Some Starbucks baristas go on strike in Chicago; walkouts planned in 2 other cities
Some Starbucks baristas went on strike in Chicago on Friday, with their union warning the walkouts could spread to hundreds of cafes by Christmas Eve if the coffee giant does not meet workers’ demands at the bargaining table. Baristas were also planning walkouts Friday in Los Angeles and in Seattle, where Starbucks is headquartered.
In Chicago, baristas at the company’s store at 5964 N. Ridge Avenue in Edgewater, one of the first in the city to unionize more than two years ago, were on strike Friday morning.
“The company has repeatedly pledged publicly that it intended to reach contracts by the end of the year, but it has yet to present workers with a serious economic proposal,” Starbucks Workers United said in a news release Thursday evening.
The strikes this week come three years after baristas won their first election at a cafe in Buffalo, New York, and more than two years since the Starbucks union push came to Chicago, where baristas first voted to unionize in May 2022. Starbucks Workers United said it now represents more than 11,000 workers in more than 535 cafes nationwide across 45 states and Washington, D.C.
The union accused the company of backtracking on a February agreement to come together on a “foundational framework” to finalize a first contract and resolve legal issues between the union and company. Prior to the February agreement, union baristas had long accused the company — which has faced a litany of allegations of labor law violations from organizers and federal labor officials throughout the union campaign — of stonewalling negotiations.
In a statement, Starbucks spokesperson Jay Go-Guasch accused union bargainers of “prematurely” ending bargaining sessions earlier in the week.
“We are ready to continue negotiations to reach agreements,” Go-Guasch said. “We need the union to return to the table.”
But the union said the company had offered baristas an economic package that included no immediate new wage increases for union baristas and a guarantee of only 1.5% in future years.

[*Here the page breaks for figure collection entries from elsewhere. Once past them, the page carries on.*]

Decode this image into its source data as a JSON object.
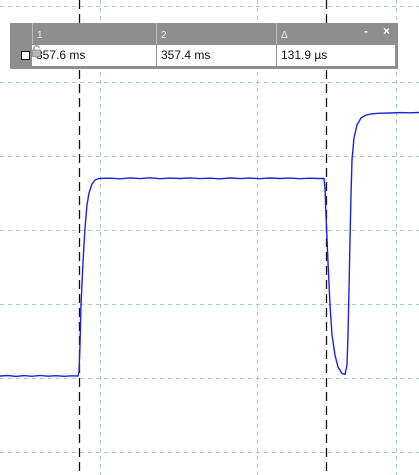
{
  "cursor_panel": {
    "headers": [
      "1",
      "2",
      "Δ"
    ],
    "values": {
      "cursor1": "357.6 ms",
      "cursor2": "357.4 ms",
      "delta": "131.9 µs"
    },
    "minimize_label": "-",
    "close_label": "×",
    "icons": [
      "checkbox-icon",
      "minimize-icon",
      "close-icon",
      "lock-icon"
    ]
  },
  "colors": {
    "trace": "#1f22d6",
    "grid": "#9fc9dc",
    "cursor": "#111111",
    "panel": "#8e8e8e"
  }
}
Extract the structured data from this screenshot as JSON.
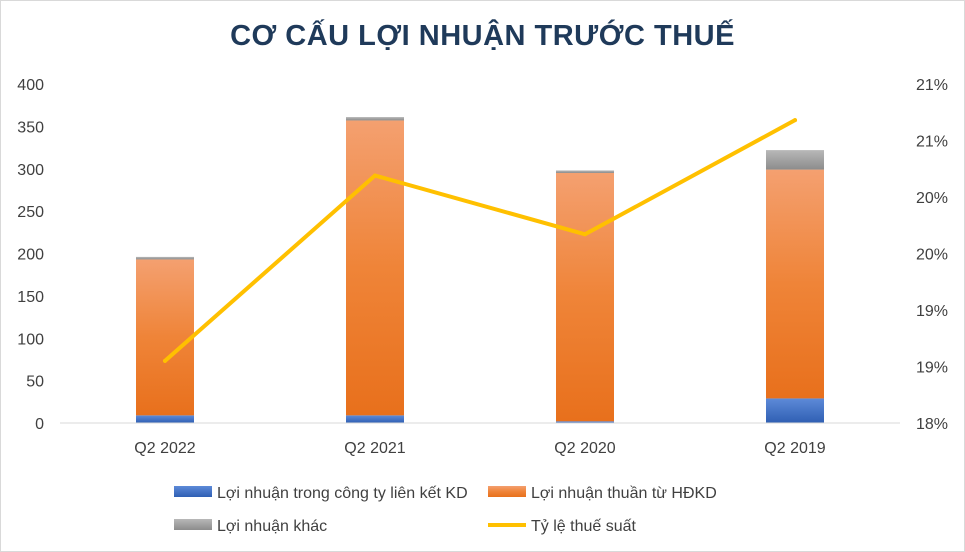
{
  "chart_data": {
    "type": "bar",
    "stacked": true,
    "title": "CƠ CẤU LỢI NHUẬN TRƯỚC THUẾ",
    "categories": [
      "Q2 2022",
      "Q2 2021",
      "Q2 2020",
      "Q2 2019"
    ],
    "series": [
      {
        "name": "Lợi nhuận trong công ty liên kết KD",
        "kind": "bar",
        "axis": "left",
        "color": "#4472c4",
        "values": [
          9,
          9,
          2,
          29
        ]
      },
      {
        "name": "Lợi nhuận thuần từ HĐKD",
        "kind": "bar",
        "axis": "left",
        "color": "#ed7d31",
        "values": [
          184,
          348,
          293,
          270
        ]
      },
      {
        "name": "Lợi nhuận khác",
        "kind": "bar",
        "axis": "left",
        "color": "#a5a5a5",
        "values": [
          3,
          4,
          3,
          23
        ]
      },
      {
        "name": "Tỷ lệ thuế suất",
        "kind": "line",
        "axis": "right",
        "color": "#ffc000",
        "values": [
          18.55,
          20.19,
          19.67,
          20.68
        ]
      }
    ],
    "y_left": {
      "ylim": [
        0,
        400
      ],
      "ticks": [
        "0",
        "50",
        "100",
        "150",
        "200",
        "250",
        "300",
        "350",
        "400"
      ]
    },
    "y_right": {
      "ylim": [
        18,
        21
      ],
      "ticks": [
        "18%",
        "19%",
        "19%",
        "20%",
        "20%",
        "21%",
        "21%"
      ]
    },
    "legend_position": "bottom",
    "grid": false
  }
}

“It is disappointing they didn’t return to the table given the progress we’ve made to date,” Go-Guasch said, saying the two sides had met in more than nine bargaining sessions since April. “We’ve reached over 30 meaningful agreements on hundreds of topics Workers United delegates told us were important to them, including many economic issues.”
Starbucks said that the 1.5% raise guarantee was only a floor for future raises, not a ceiling. The company said its baristas make an average wage of more than $18 an hour.
Starbucks baristas have struck intermittently in Chicago and elsewhere since the union push began. Over the last two years, workers have struck some union stores on the company’s annual Red Cup Day holiday promotion.
This year’s strikes come a day after the International Brotherhood of Teamsters launched a series of holiday-season strikes of Amazon delivery drivers nationwide, including in northwest suburban Skokie.